2. M. C et Mme B, de nationalité nigériane, déclarent être entrés en France le 19 mai 2019 et le 13 juin 2019. Ils ont sollicité des autorités françaises leur admission au séjour au titre de l'asile en raison de craintes en cas de retour dans leur pays d'origine. Leurs demandes d'asile ont été rejetées par décisions de l'Office français de protection des réfugiés et apatrides du 11 janvier 2022. Par arrêtés du 3 juin 2022, le préfet de la Marne les a obligés à quitter le territoire français dans un délai de trente jours et a fixé leur pays de destination.

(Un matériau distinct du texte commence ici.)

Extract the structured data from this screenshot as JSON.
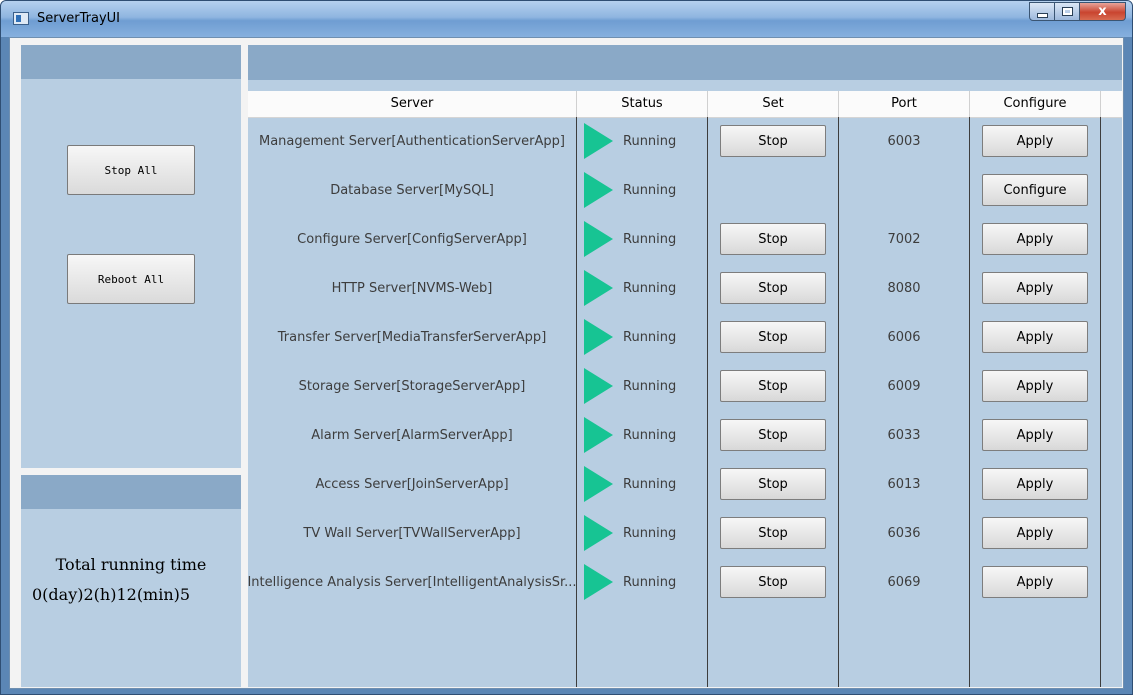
{
  "window": {
    "title": "ServerTrayUI",
    "close_glyph": "x"
  },
  "left": {
    "stop_all_label": "Stop All",
    "reboot_all_label": "Reboot All",
    "runtime_label": "Total running time",
    "runtime_value": "0(day)2(h)12(min)5"
  },
  "table": {
    "headers": {
      "server": "Server",
      "status": "Status",
      "set": "Set",
      "port": "Port",
      "configure": "Configure"
    },
    "rows": [
      {
        "server": "Management Server[AuthenticationServerApp]",
        "status": "Running",
        "set": "Stop",
        "port": "6003",
        "configure": "Apply"
      },
      {
        "server": "Database Server[MySQL]",
        "status": "Running",
        "set": "",
        "port": "",
        "configure": "Configure"
      },
      {
        "server": "Configure Server[ConfigServerApp]",
        "status": "Running",
        "set": "Stop",
        "port": "7002",
        "configure": "Apply"
      },
      {
        "server": "HTTP Server[NVMS-Web]",
        "status": "Running",
        "set": "Stop",
        "port": "8080",
        "configure": "Apply"
      },
      {
        "server": "Transfer Server[MediaTransferServerApp]",
        "status": "Running",
        "set": "Stop",
        "port": "6006",
        "configure": "Apply"
      },
      {
        "server": "Storage Server[StorageServerApp]",
        "status": "Running",
        "set": "Stop",
        "port": "6009",
        "configure": "Apply"
      },
      {
        "server": "Alarm Server[AlarmServerApp]",
        "status": "Running",
        "set": "Stop",
        "port": "6033",
        "configure": "Apply"
      },
      {
        "server": "Access Server[JoinServerApp]",
        "status": "Running",
        "set": "Stop",
        "port": "6013",
        "configure": "Apply"
      },
      {
        "server": "TV Wall Server[TVWallServerApp]",
        "status": "Running",
        "set": "Stop",
        "port": "6036",
        "configure": "Apply"
      },
      {
        "server": "Intelligence Analysis Server[IntelligentAnalysisSr...",
        "status": "Running",
        "set": "Stop",
        "port": "6069",
        "configure": "Apply"
      }
    ]
  },
  "colors": {
    "running_icon": "#17c493",
    "panel_bg": "#b8cee2",
    "panel_header": "#8aa9c7"
  },
  "icons": {
    "status": "play-triangle-icon",
    "app": "window-app-icon"
  }
}
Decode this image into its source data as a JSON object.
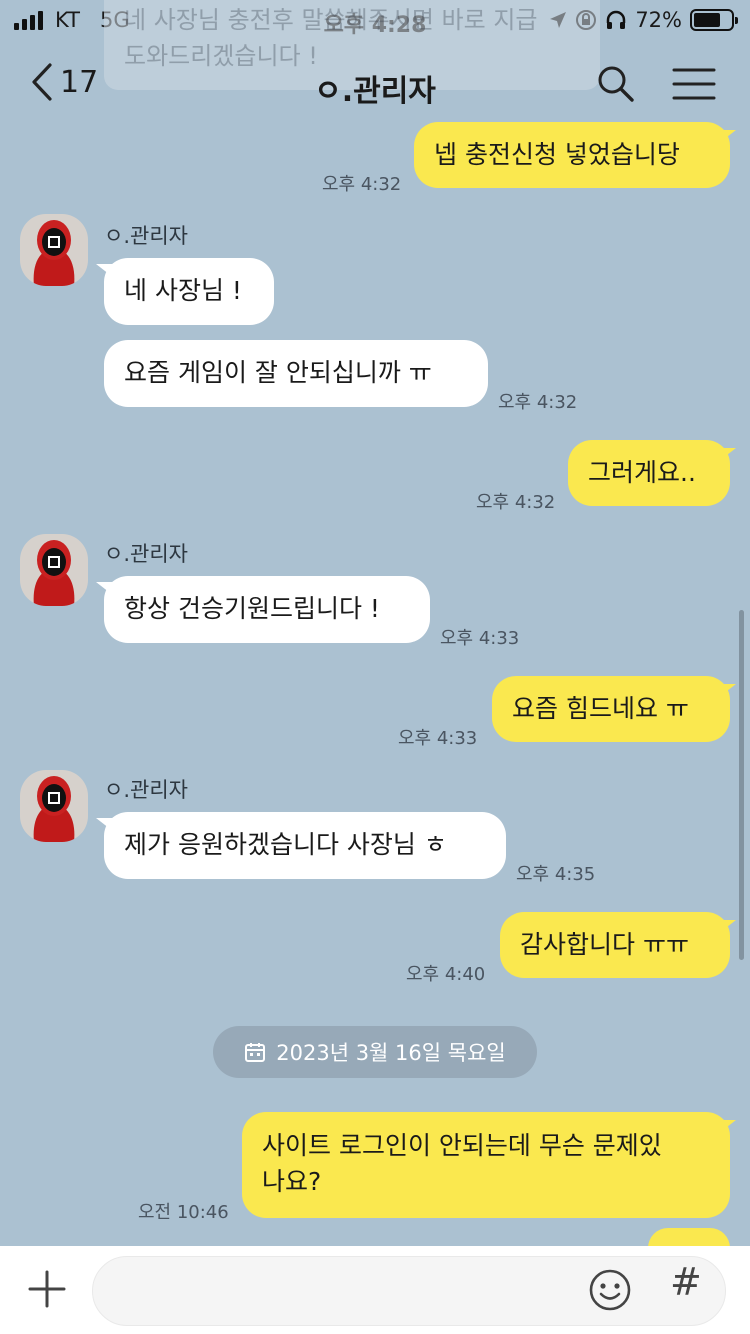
{
  "status_bar": {
    "carrier": "KT",
    "network": "5G",
    "time": "오후 4:28",
    "battery": "72%",
    "battery_level": 0.72
  },
  "notice": {
    "line1": "네 사장님 충전후 말씀해주시면 바로 지급",
    "line2": "도와드리겠습니다 !"
  },
  "header": {
    "back_count": "17",
    "title": "ㅇ.관리자"
  },
  "messages": [
    {
      "from": "me",
      "text": "넵 충전신청 넣었습니당",
      "time": "오후 4:32"
    },
    {
      "from": "them",
      "sender": "ㅇ.관리자",
      "text": "네 사장님 !"
    },
    {
      "from": "them",
      "text": "요즘 게임이 잘 안되십니까 ㅠ",
      "time": "오후 4:32"
    },
    {
      "from": "me",
      "text": "그러게요..",
      "time": "오후 4:32"
    },
    {
      "from": "them",
      "sender": "ㅇ.관리자",
      "text": "항상 건승기원드립니다 !",
      "time": "오후 4:33"
    },
    {
      "from": "me",
      "text": "요즘 힘드네요 ㅠ",
      "time": "오후 4:33"
    },
    {
      "from": "them",
      "sender": "ㅇ.관리자",
      "text": "제가 응원하겠습니다 사장님 ㅎ",
      "time": "오후 4:35"
    },
    {
      "from": "me",
      "text": "감사합니다 ㅠㅠ",
      "time": "오후 4:40"
    },
    {
      "from": "me",
      "text_line1": "사이트 로그인이 안되는데 무슨 문제있",
      "text_line2": "나요?",
      "time": "오전 10:46"
    }
  ],
  "date_divider": "2023년 3월 16일 목요일",
  "input": {
    "placeholder": "",
    "hash_label": "#"
  },
  "colors": {
    "background": "#abc1d1",
    "my_bubble": "#fae84f",
    "their_bubble": "#ffffff"
  }
}
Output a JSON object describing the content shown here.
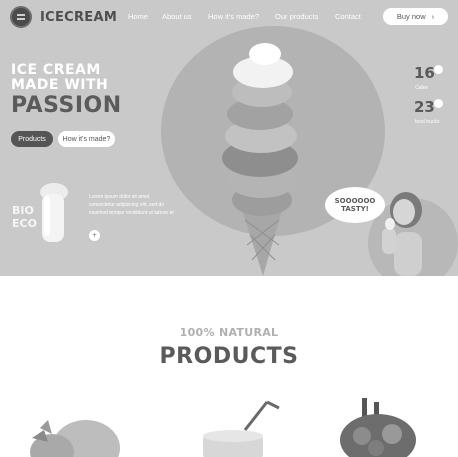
{
  "brand": {
    "name": "ICECREAM"
  },
  "nav": {
    "items": [
      "Home",
      "About us",
      "How it's made?",
      "Our products",
      "Contact"
    ],
    "buy_label": "Buy now",
    "buy_icon": "chevron-right-icon"
  },
  "hero": {
    "headline_line1": "ICE CREAM",
    "headline_line2": "MADE WITH",
    "headline_big": "PASSION",
    "products_button": "Products",
    "how_made_button": "How it's made?",
    "bio_line1": "BIO",
    "bio_line2": "ECO",
    "lorem": "Lorem ipsum dolor sit amet, consectetur adipiscing elit, sed do eiusmod tempor incididunt ut labore et",
    "bubble_line1": "SOOOOOO",
    "bubble_line2": "TASTY!"
  },
  "stats": [
    {
      "value": "16",
      "label": "Cafes"
    },
    {
      "value": "23",
      "label": "food trucks"
    }
  ],
  "products_section": {
    "kicker": "100% NATURAL",
    "title": "PRODUCTS"
  },
  "colors": {
    "hero_bg": "#c9c9c9",
    "dark": "#555555",
    "white": "#ffffff"
  }
}
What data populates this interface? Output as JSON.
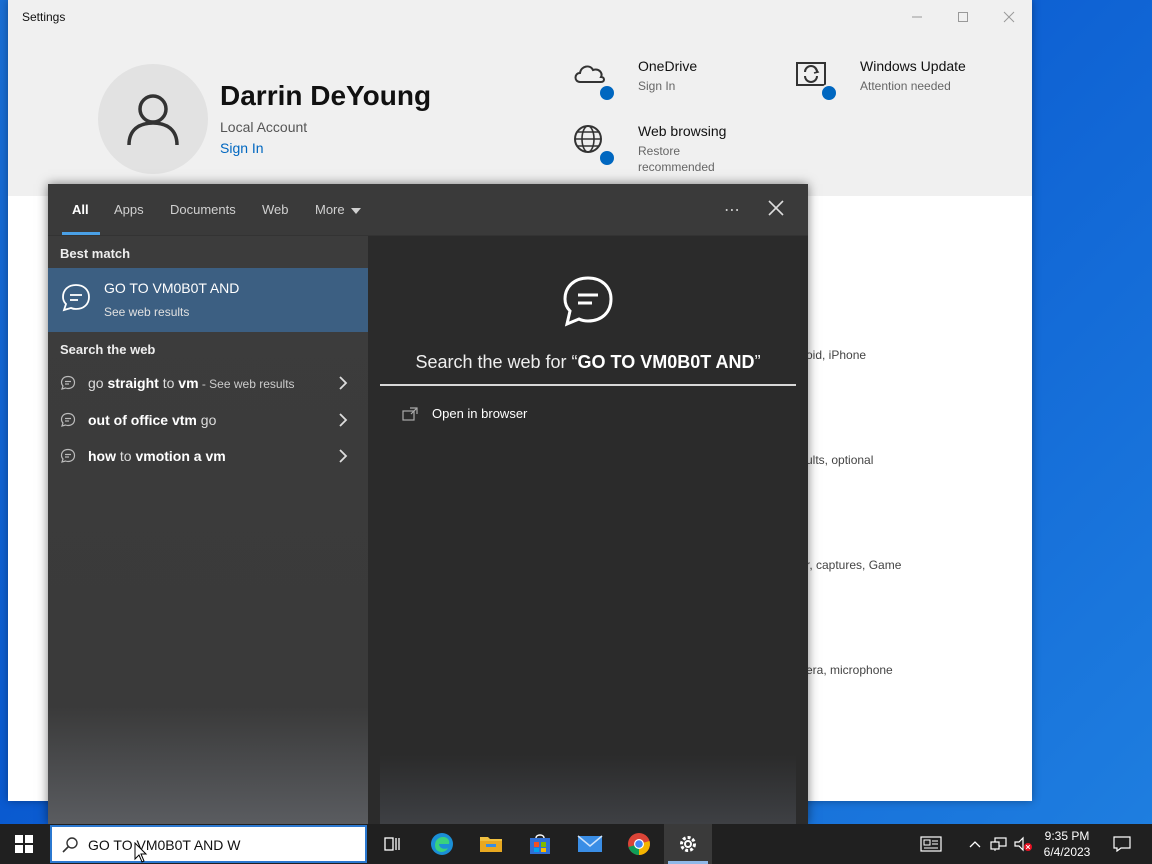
{
  "settings": {
    "title": "Settings",
    "user": {
      "name": "Darrin DeYoung",
      "account_type": "Local Account",
      "sign_in": "Sign In"
    },
    "hero_items": [
      {
        "title": "OneDrive",
        "subtitle": "Sign In",
        "icon": "onedrive-cloud-icon"
      },
      {
        "title": "Windows Update",
        "subtitle": "Attention needed",
        "icon": "windows-update-icon"
      },
      {
        "title": "Web browsing",
        "subtitle": "Restore recommended",
        "icon": "globe-icon"
      }
    ],
    "peek_texts": [
      "oid, iPhone",
      "ults, optional",
      "r, captures, Game",
      "era, microphone"
    ]
  },
  "search": {
    "tabs": [
      "All",
      "Apps",
      "Documents",
      "Web",
      "More"
    ],
    "active_tab": "All",
    "best_match_label": "Best match",
    "best_match": {
      "title": "GO TO VM0B0T AND",
      "subtitle": "See web results"
    },
    "search_web_label": "Search the web",
    "web_results": [
      {
        "pre": "go ",
        "bold": "straight",
        "mid": " to ",
        "bold2": "vm",
        "hint": " - See web results"
      },
      {
        "pre": "",
        "bold": "out of office vtm",
        "mid": " go",
        "bold2": "",
        "hint": ""
      },
      {
        "pre": "",
        "bold": "how",
        "mid": " to ",
        "bold2": "vmotion a vm",
        "hint": ""
      }
    ],
    "preview": {
      "heading_prefix": "Search the web for “",
      "heading_query": "GO TO VM0B0T AND",
      "heading_suffix": "”",
      "open_in_browser": "Open in browser"
    },
    "more_options": "⋯"
  },
  "taskbar": {
    "search_text": "GO TO VM0B0T AND W",
    "time": "9:35 PM",
    "date": "6/4/2023",
    "accent": "#2b78d0"
  }
}
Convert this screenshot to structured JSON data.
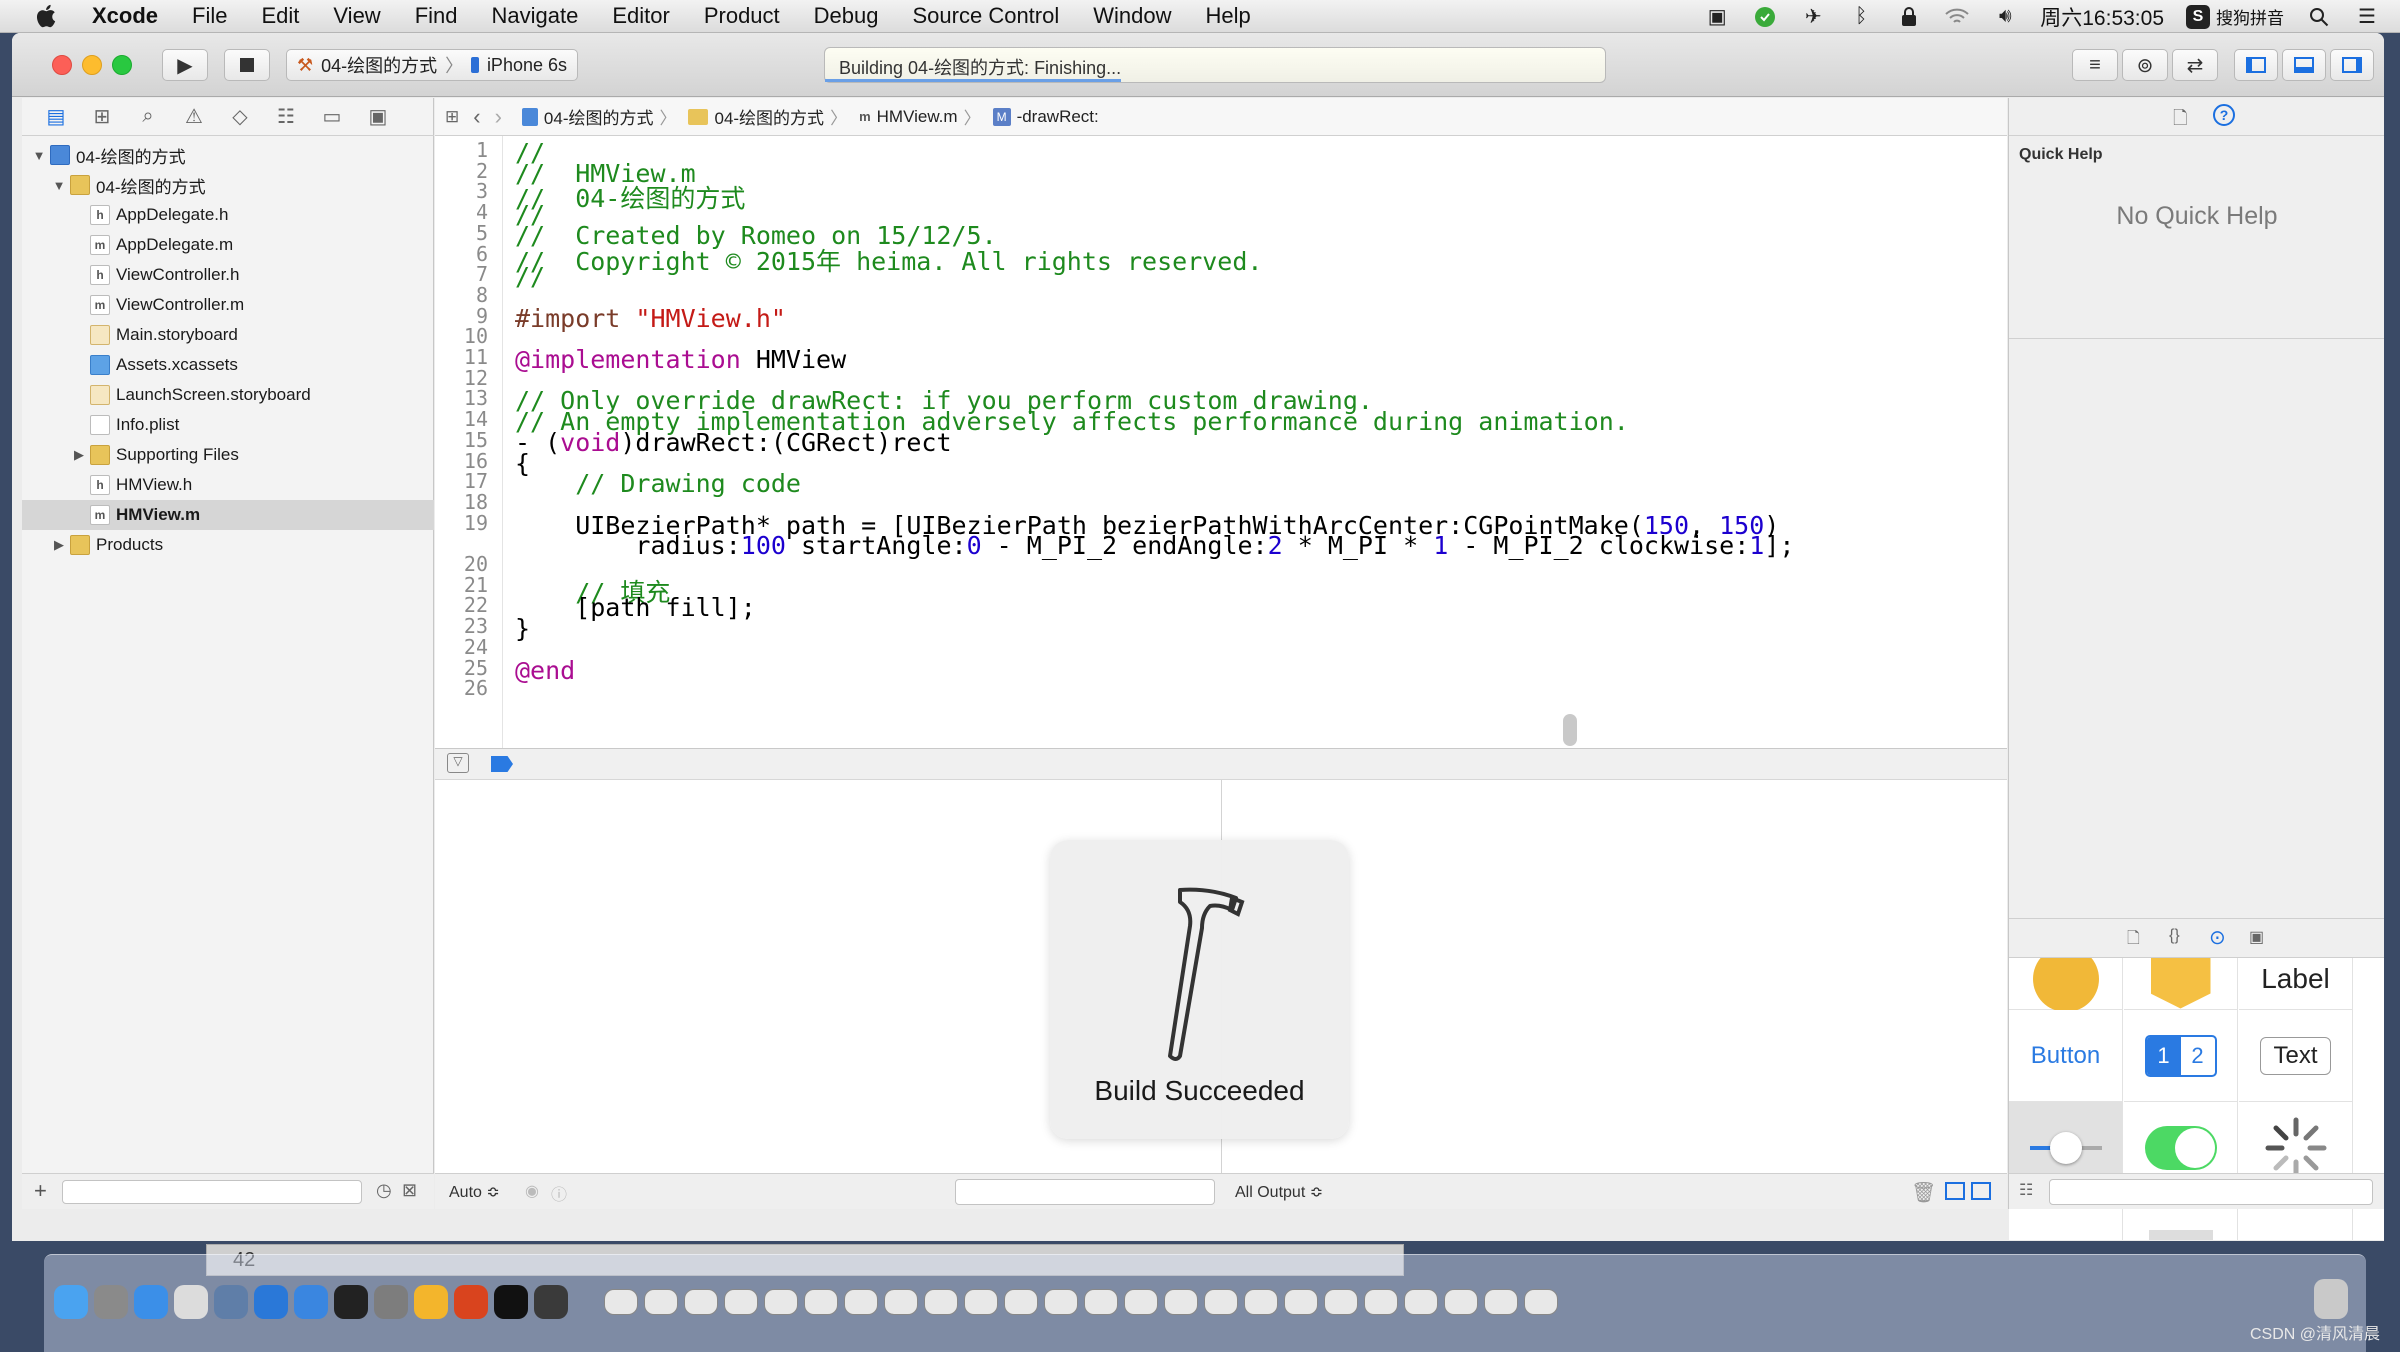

Les intéressés demandent au tribunal d'annuler et ces arrêtés.

Sur l'admission à l'aide juridictionnelle provisoire

3. Aux termes de l'article 20 de la loi du 10 juillet 1991 relative à l'aide juridique : " Dans les cas d'urgence (), l'admission provisoire à l'aide juridictionnelle peut être prononcée soit par le président du bureau ou de la section compétente du bureau d'aide juridictionnelle, soit par la juridiction compétente ou son président ". Mme B et M. C ont été admis au bénéfice de l'aide juridictionnelle totale par une décision du 9 septembre 2022 du bureau d'aide juridictionnelle du tribunal judiciaire de Châlons-en-Champagne. Il n'y a, dès lors, plus lieu de statuer sur sa demande d'admission provisoire au bénéfice de l'aide juridictionnelle.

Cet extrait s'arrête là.